La Cour laisse entendre dans l’arrêt Solski que l’article 23 pourrait s’appliquer différemment à l’intérieur et à l’extérieur du Québec, compte tenu de la différence dans la situation des communautés de la minorité linguistique au Québec par rapport à celle des minorités linguistiques ailleurs au Canada. La Cour a donné l’exemple d’une famille assimilée à l’extérieur du Québec qui aurait inscrit un de ses enfants dans le système scolaire anglophone dans le passé mais qui décide, à une étape assez tardive de l’éducation de l’enfant, de réintégrer la communauté et la culture de la minorité linguistique. Ces parents pourraient vouloir inscrire leurs enfants dans le système minoritaire, qui existait préalablement, mais qui devient soudainement viable en raison de la décision des parents d’aider leurs enfants à rétablir des liens avec la communauté minoritaire.
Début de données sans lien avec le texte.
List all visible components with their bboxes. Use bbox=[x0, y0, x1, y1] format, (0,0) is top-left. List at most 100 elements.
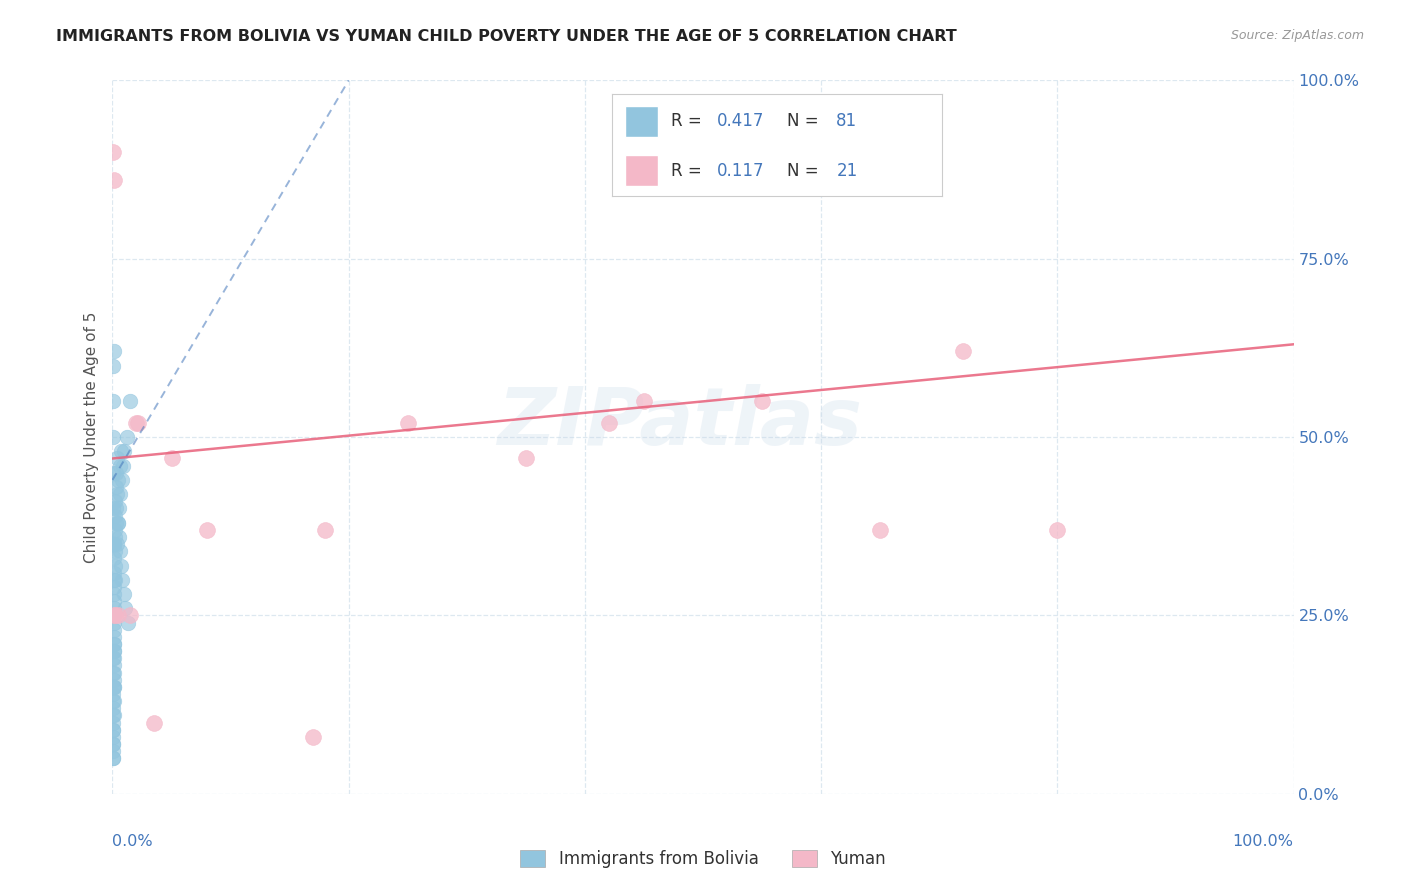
Point bbox=[101, 708, 124, 723]
Point bbox=[103, 551, 125, 566]
Point bbox=[103, 637, 125, 651]
Y-axis label: Child Poverty Under the Age of 5: Child Poverty Under the Age of 5 bbox=[84, 311, 100, 563]
Point bbox=[142, 715, 165, 730]
Point bbox=[107, 608, 129, 623]
Text: Source: ZipAtlas.com: Source: ZipAtlas.com bbox=[1230, 29, 1364, 42]
Point bbox=[103, 580, 125, 594]
Point bbox=[104, 530, 127, 544]
Point bbox=[125, 416, 148, 430]
Point bbox=[103, 608, 125, 623]
Point bbox=[103, 651, 125, 665]
Point bbox=[117, 615, 139, 630]
Point bbox=[103, 694, 125, 708]
Legend: Immigrants from Bolivia, Yuman: Immigrants from Bolivia, Yuman bbox=[513, 843, 893, 875]
Point bbox=[103, 537, 125, 551]
Point bbox=[103, 344, 125, 359]
Point bbox=[103, 466, 125, 480]
Point bbox=[103, 715, 125, 730]
Point bbox=[104, 508, 127, 523]
Text: 100.0%: 100.0% bbox=[1233, 834, 1294, 848]
Point bbox=[101, 730, 124, 744]
Point bbox=[103, 737, 125, 751]
Point bbox=[396, 416, 419, 430]
Point bbox=[515, 451, 537, 466]
Text: 21: 21 bbox=[837, 161, 858, 179]
Point bbox=[103, 701, 125, 715]
Point bbox=[101, 751, 124, 765]
Point bbox=[103, 145, 125, 159]
Point bbox=[107, 473, 129, 487]
Point bbox=[103, 594, 125, 608]
Point bbox=[103, 501, 125, 516]
Point bbox=[103, 673, 125, 687]
Point bbox=[103, 708, 125, 723]
Point bbox=[108, 501, 131, 516]
Point bbox=[101, 737, 124, 751]
Point bbox=[103, 687, 125, 701]
Point bbox=[103, 537, 125, 551]
Point bbox=[104, 523, 127, 537]
Point bbox=[314, 523, 336, 537]
Point bbox=[869, 523, 891, 537]
Point bbox=[101, 359, 124, 373]
Bar bbox=[624, 106, 658, 136]
Point bbox=[103, 630, 125, 644]
Point bbox=[105, 501, 128, 516]
Point bbox=[1046, 523, 1069, 537]
Point bbox=[103, 651, 125, 665]
Point bbox=[101, 751, 124, 765]
Text: 0.117: 0.117 bbox=[717, 161, 765, 179]
Point bbox=[103, 615, 125, 630]
Point bbox=[120, 608, 142, 623]
Point bbox=[103, 573, 125, 587]
Point bbox=[104, 494, 127, 508]
Point bbox=[108, 487, 131, 501]
Point bbox=[104, 516, 127, 530]
Point bbox=[103, 665, 125, 680]
Point bbox=[160, 451, 183, 466]
Point bbox=[112, 587, 135, 601]
Point bbox=[110, 558, 132, 573]
Point bbox=[120, 394, 142, 409]
Point bbox=[101, 723, 124, 737]
Point bbox=[103, 680, 125, 694]
Point bbox=[103, 744, 125, 758]
Bar bbox=[624, 155, 658, 186]
Text: 0.417: 0.417 bbox=[717, 112, 765, 130]
Point bbox=[103, 658, 125, 673]
Point bbox=[105, 451, 128, 466]
Point bbox=[105, 487, 128, 501]
Point bbox=[103, 723, 125, 737]
Point bbox=[111, 473, 134, 487]
Text: R =: R = bbox=[671, 161, 702, 179]
Point bbox=[114, 601, 136, 615]
Point bbox=[103, 644, 125, 658]
Point bbox=[127, 416, 149, 430]
Point bbox=[111, 573, 134, 587]
Point bbox=[107, 516, 129, 530]
Point bbox=[103, 587, 125, 601]
Point bbox=[952, 344, 974, 359]
Point bbox=[302, 730, 325, 744]
Point bbox=[103, 623, 125, 637]
Point bbox=[103, 665, 125, 680]
Point bbox=[103, 608, 125, 623]
Point bbox=[101, 430, 124, 444]
Point bbox=[598, 416, 620, 430]
Point bbox=[104, 480, 127, 494]
Text: ZIPatlas: ZIPatlas bbox=[496, 384, 862, 462]
Point bbox=[115, 430, 138, 444]
Text: 81: 81 bbox=[837, 112, 858, 130]
Point bbox=[107, 530, 129, 544]
Point bbox=[112, 444, 135, 458]
Text: R =: R = bbox=[671, 112, 702, 130]
Point bbox=[108, 458, 131, 473]
Point bbox=[112, 458, 135, 473]
Point bbox=[101, 394, 124, 409]
Point bbox=[104, 558, 127, 573]
Point bbox=[107, 516, 129, 530]
Point bbox=[108, 544, 131, 558]
Point bbox=[103, 680, 125, 694]
Point bbox=[103, 173, 125, 187]
Point bbox=[751, 394, 773, 409]
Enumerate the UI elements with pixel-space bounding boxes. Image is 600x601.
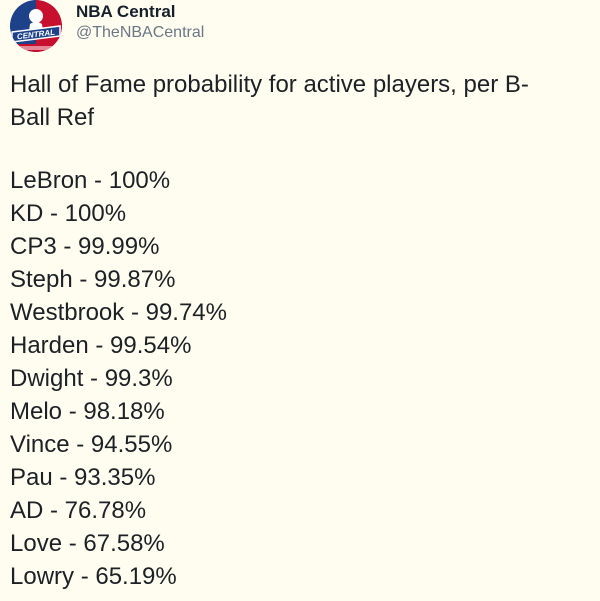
list-item: Pau - 93.35% xyxy=(10,464,156,491)
account-handle[interactable]: @TheNBACentral xyxy=(76,24,205,41)
list-item: AD - 76.78% xyxy=(10,497,147,524)
tweet-intro-line: Hall of Fame probability for active play… xyxy=(10,71,529,98)
display-name[interactable]: NBA Central xyxy=(76,2,176,21)
avatar[interactable]: CENTRAL xyxy=(10,0,62,52)
list-item: Westbrook - 99.74% xyxy=(10,299,227,326)
list-item: Vince - 94.55% xyxy=(10,431,173,458)
blank-line xyxy=(10,134,595,164)
tweet-text: Hall of Fame probability for active play… xyxy=(10,68,595,593)
list-item: Dwight - 99.3% xyxy=(10,365,173,392)
tweet-header: CENTRAL NBA Central @TheNBACentral xyxy=(10,0,204,52)
list-item: KD - 100% xyxy=(10,200,127,227)
list-item: CP3 - 99.99% xyxy=(10,233,160,260)
list-item: Love - 67.58% xyxy=(10,530,165,557)
list-item: Lowry - 65.19% xyxy=(10,563,177,590)
list-item: LeBron - 100% xyxy=(10,167,171,194)
list-item: Harden - 99.54% xyxy=(10,332,192,359)
list-item: Melo - 98.18% xyxy=(10,398,165,425)
probability-list: LeBron - 100% KD - 100% CP3 - 99.99% Ste… xyxy=(10,164,595,593)
list-item: Steph - 99.87% xyxy=(10,266,176,293)
tweet-intro-line: Ball Ref xyxy=(10,104,95,131)
account-names: NBA Central @TheNBACentral xyxy=(76,2,204,44)
nba-central-logo-icon: CENTRAL xyxy=(10,0,62,52)
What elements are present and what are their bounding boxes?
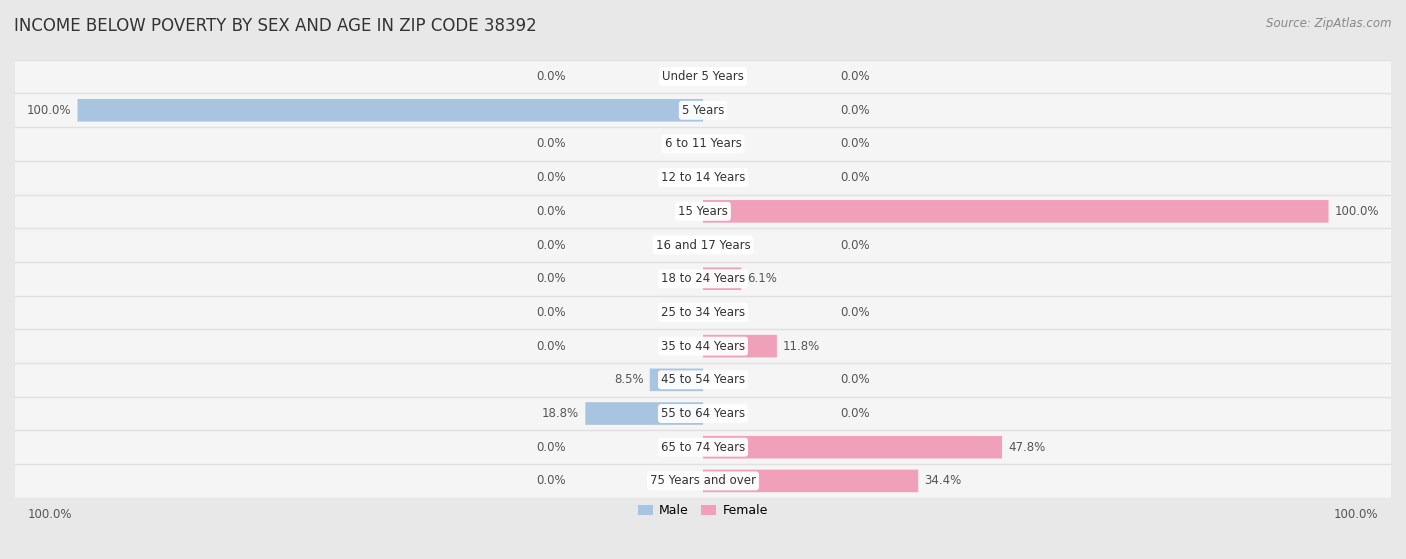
- Text: 0.0%: 0.0%: [536, 70, 565, 83]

Dans de telles circonstances, l’approche qualitative pour évaluer l’admissibilité pourrait ne pas révéler un engagement suffisant à l’égard de l’instruction dans la langue de la minorité si la famille se trouve au Québec. Ailleurs, toutefois, selon la Cour, les enfants seraient sans doute admissibles à l’instruction dans la langue de la minorité. Cette différence dans l’application de l’article traduit la constatation de la Cour des « difficultés graves  engendrées par le taux d’assimilation des minorités francophones hors Québec, pour lesquelles les droits linguistiques actuels représentent des acquis récents, chèrement et difficilement obtenus ».